Besides overall volatility, bitcoin has historically proven itself to be subject to market whims and news. Particularly as the cryptocurrency boom swept up a number of digital currencies into record-high prices around the end of 2017, news from the digital currency sphere could prompt investors to make quick decisions, sending the price of bitcoin upward or downward quickly. This volatility is not inherent to gold for reasons mentioned above, making it perhaps a safer asset.

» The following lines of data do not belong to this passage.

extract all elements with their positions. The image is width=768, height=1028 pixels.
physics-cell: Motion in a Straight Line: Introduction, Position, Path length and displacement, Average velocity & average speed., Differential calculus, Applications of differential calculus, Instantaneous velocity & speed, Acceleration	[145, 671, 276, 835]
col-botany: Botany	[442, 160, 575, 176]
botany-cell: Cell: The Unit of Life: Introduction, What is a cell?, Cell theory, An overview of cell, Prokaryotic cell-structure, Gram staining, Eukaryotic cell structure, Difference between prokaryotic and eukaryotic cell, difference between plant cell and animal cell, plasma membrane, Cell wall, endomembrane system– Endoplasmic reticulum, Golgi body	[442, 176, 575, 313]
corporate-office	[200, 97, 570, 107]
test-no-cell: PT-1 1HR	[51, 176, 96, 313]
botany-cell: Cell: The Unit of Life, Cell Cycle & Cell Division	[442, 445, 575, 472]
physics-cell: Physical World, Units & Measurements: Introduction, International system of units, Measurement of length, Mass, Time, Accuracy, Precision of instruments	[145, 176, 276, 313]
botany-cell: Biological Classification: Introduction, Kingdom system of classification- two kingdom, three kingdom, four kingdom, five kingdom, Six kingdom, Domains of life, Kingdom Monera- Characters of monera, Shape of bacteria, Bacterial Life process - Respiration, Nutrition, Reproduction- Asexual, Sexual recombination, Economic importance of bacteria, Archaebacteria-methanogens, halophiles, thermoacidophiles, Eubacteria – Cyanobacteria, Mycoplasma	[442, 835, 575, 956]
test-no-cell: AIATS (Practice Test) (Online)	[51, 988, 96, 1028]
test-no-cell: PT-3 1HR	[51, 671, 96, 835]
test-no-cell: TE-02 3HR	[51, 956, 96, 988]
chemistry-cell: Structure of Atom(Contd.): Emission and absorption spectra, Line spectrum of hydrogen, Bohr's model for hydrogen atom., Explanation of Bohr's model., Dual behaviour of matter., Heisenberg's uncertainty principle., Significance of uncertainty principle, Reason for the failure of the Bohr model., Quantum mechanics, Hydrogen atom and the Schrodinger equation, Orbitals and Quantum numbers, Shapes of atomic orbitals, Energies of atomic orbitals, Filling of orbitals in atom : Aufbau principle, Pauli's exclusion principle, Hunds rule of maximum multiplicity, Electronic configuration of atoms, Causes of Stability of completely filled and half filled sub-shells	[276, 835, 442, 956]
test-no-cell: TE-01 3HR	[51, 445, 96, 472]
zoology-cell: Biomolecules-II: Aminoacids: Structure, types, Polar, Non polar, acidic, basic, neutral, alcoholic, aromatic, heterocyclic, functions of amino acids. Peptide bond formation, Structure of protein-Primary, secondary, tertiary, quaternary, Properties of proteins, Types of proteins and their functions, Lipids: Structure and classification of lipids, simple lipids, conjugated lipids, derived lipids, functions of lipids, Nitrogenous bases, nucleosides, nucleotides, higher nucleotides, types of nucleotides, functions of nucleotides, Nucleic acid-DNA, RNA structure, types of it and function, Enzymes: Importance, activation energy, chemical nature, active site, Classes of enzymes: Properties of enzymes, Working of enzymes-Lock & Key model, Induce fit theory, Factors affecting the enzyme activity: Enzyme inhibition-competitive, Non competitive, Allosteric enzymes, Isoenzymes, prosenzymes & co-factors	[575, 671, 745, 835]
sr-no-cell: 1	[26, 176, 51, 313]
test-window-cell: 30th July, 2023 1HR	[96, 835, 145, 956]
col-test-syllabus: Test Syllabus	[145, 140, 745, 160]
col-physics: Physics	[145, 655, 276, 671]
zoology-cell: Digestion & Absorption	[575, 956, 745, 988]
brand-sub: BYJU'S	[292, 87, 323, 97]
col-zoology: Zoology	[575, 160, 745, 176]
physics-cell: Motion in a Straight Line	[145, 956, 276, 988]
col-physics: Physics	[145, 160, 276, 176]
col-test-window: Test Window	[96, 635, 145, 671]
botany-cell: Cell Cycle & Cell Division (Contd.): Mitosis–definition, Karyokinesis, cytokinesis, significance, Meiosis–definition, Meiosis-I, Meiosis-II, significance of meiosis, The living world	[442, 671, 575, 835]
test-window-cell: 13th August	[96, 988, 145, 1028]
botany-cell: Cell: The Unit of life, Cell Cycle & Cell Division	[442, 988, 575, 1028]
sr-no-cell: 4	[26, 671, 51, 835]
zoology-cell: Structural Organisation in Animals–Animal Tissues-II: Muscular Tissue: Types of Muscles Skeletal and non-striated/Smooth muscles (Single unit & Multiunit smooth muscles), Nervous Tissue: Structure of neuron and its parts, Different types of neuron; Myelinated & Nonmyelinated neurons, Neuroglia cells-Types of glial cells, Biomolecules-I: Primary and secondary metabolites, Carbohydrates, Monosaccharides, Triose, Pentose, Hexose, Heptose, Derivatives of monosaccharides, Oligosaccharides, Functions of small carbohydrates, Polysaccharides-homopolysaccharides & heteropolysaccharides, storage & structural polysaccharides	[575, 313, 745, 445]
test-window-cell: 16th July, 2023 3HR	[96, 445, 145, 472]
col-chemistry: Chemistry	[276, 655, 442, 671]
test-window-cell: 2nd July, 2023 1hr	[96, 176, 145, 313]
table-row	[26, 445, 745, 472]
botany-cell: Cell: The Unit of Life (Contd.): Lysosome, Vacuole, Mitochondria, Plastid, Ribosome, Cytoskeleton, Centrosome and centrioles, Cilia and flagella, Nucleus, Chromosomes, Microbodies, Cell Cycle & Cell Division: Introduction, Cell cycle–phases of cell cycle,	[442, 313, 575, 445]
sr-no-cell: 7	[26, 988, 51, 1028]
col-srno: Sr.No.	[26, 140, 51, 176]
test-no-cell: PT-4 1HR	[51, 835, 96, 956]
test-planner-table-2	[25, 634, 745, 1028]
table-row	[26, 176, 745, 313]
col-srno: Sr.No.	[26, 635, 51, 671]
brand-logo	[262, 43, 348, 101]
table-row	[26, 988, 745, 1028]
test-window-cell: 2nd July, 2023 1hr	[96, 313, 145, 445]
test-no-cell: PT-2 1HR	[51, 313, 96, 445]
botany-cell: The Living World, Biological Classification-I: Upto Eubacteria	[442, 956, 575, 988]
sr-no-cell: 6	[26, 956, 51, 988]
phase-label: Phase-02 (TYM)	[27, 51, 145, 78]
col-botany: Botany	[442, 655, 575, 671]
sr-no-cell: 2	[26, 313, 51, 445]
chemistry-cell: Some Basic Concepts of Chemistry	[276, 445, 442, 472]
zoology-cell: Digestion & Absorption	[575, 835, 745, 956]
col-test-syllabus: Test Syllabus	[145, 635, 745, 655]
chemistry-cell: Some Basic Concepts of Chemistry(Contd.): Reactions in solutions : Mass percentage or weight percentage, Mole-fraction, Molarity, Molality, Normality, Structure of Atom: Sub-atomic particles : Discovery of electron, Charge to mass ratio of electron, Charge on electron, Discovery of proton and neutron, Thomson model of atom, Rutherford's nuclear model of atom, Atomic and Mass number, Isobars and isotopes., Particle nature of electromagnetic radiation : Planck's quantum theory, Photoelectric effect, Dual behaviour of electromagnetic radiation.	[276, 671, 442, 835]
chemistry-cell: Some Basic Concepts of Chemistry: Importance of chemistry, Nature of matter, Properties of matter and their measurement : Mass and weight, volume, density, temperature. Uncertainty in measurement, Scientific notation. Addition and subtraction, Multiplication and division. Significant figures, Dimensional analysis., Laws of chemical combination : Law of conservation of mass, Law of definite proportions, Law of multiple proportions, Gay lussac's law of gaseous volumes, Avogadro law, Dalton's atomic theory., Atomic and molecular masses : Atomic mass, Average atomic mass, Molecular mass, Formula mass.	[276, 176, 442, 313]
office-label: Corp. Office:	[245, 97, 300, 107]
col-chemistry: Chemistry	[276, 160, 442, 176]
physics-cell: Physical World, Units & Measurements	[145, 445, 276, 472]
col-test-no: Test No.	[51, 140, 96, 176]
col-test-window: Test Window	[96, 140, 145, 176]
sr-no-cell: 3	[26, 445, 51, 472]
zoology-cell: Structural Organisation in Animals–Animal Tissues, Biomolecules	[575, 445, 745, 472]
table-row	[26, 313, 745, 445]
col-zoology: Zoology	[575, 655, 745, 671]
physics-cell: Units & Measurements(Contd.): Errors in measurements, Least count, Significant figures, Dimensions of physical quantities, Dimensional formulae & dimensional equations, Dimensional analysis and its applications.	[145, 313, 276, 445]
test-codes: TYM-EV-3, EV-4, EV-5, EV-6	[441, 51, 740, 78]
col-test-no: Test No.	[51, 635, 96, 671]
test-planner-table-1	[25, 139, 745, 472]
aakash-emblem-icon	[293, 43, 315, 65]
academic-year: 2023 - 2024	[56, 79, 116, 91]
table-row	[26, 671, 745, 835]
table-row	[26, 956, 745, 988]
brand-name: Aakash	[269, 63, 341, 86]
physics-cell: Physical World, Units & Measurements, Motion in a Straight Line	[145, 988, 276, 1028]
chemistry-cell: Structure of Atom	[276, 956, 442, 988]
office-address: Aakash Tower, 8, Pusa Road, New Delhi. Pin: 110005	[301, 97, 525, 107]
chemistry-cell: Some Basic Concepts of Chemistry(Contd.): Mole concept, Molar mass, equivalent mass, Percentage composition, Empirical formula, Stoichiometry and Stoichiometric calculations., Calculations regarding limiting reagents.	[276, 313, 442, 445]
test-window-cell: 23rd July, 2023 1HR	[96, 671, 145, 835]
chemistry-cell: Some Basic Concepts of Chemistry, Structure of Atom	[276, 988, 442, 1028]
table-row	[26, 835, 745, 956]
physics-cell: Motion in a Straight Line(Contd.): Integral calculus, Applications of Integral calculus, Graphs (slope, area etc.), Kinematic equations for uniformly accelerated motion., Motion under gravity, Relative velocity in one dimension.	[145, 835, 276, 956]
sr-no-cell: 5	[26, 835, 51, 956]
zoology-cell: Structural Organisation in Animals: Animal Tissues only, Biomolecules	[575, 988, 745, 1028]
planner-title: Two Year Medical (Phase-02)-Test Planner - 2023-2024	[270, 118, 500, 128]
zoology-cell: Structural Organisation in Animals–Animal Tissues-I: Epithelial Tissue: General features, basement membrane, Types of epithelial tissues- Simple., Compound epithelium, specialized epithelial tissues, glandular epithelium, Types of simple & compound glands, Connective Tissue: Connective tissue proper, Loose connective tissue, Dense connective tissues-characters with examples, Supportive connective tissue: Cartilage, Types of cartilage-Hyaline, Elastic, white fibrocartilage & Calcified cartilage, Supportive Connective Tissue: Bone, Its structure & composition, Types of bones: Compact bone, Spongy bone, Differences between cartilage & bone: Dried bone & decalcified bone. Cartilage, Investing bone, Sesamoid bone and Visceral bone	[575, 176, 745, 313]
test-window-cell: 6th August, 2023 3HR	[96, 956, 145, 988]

In recent years, a number of alternative cryptocurrencies have launched which aim to provide more stability than bitcoin. Tether, for instance, is one of these so-called "stablecoins." Tether is linked with the U.S. dollar in much the same way that gold was prior to the 1970s. Investors looking for less volatility than bitcoin may wish to actually look elsewhere in the digital currency space for safe havens.